Annual COLA fact sheets, Trustees Reports, and benefit statistics for monthly benefits, full retirement age, and maximum benefit calculations.

Used in: Social Security stats, retirement planning content

Federal Deposit Insurance Corporation (FDIC)

National Rates and Rate Caps for savings, money market, and CD APYs; bank deposit data.

Used in: Savings rate benchmarks, CD rate snapshots

Vanguard 'How America Saves'

Annual report on 401(k) participation, balances, and contribution patterns across millions of plan participants.

Used in: Average and median 401(k) balance stats by age

National Association of Realtors (NAR)

Existing Home Sales report, Median Home Price reports, Profile of Home Buyers and Sellers (down payment data).

Used in: Home price stats, down payment averages

ClosingCorp / CoreLogic

Annual closing-cost reports by state, used for refinance and purchase fee estimates.
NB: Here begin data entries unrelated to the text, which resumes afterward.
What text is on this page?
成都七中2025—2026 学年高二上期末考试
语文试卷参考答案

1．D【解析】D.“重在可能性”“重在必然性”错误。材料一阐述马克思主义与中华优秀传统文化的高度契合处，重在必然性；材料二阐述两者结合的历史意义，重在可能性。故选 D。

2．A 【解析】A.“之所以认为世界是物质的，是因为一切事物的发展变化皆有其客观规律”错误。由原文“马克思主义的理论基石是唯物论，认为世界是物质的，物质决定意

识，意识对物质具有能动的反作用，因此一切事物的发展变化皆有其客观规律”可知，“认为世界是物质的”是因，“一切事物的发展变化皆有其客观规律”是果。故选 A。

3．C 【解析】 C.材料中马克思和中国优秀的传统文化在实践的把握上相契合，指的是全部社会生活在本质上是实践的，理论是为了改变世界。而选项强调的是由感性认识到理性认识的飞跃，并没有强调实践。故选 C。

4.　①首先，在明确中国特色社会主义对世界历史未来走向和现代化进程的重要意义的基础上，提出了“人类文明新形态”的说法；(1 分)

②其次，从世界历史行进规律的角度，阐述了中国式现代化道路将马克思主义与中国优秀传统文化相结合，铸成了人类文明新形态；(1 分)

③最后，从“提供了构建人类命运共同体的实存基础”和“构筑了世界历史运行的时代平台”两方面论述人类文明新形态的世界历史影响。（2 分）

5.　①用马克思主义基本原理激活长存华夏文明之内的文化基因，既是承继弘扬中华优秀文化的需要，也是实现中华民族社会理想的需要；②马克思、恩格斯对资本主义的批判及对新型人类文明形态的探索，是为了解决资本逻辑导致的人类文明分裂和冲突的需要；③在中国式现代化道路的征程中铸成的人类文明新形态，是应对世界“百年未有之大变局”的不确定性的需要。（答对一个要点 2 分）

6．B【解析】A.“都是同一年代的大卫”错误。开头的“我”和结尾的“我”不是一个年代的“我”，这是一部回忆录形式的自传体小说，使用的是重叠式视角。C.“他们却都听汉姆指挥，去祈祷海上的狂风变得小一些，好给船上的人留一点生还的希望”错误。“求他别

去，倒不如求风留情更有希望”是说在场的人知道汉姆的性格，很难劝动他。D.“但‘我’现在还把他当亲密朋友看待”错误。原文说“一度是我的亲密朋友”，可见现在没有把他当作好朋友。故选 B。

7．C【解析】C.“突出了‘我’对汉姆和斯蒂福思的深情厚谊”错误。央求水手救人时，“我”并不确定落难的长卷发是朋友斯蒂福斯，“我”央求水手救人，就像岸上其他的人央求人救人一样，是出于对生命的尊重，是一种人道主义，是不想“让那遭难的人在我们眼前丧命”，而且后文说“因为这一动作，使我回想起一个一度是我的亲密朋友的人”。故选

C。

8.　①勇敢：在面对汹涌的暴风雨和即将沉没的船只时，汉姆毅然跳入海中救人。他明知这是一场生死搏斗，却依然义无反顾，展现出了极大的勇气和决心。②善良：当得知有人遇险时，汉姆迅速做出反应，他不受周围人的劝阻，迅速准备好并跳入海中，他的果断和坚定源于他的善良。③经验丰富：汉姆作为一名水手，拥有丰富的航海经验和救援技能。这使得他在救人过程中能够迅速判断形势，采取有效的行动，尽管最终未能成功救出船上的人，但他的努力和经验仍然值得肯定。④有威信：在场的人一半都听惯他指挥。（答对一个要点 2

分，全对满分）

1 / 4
Used in: Refinance calculator state defaults, mortgage cost analysis

Calculator math

Mortgage payments use the standard amortization formula: P × [r(1 + r)n] ÷ [(1 + r)n − 1], where r is the monthly rate and n is total months. Property taxes and insurance use state averages from the sources above. Retirement projections use the 4% safe withdrawal rate (Trinity Study, 1998) unless otherwise stated.

Tax calculations use current-year IRS Revenue Procedures for federal brackets and standard deductions. State tax uses the top marginal rate per state — actual liability is lower because of progressive state brackets, but the difference is typically under 1% of total tax owed for most household incomes.

Cost-of-living calculations use composite indices from the Council for Community and Economic Research (C2ER) and ACS data. The national baseline is set at 100; values above 100 represent costs above national average.

Pulsafi is editorially independent. Some pages contain affiliate links to financial products; these are clearly labeled as sponsored. Affiliate relationships do not influence which products or rates we display, or our editorial calculations.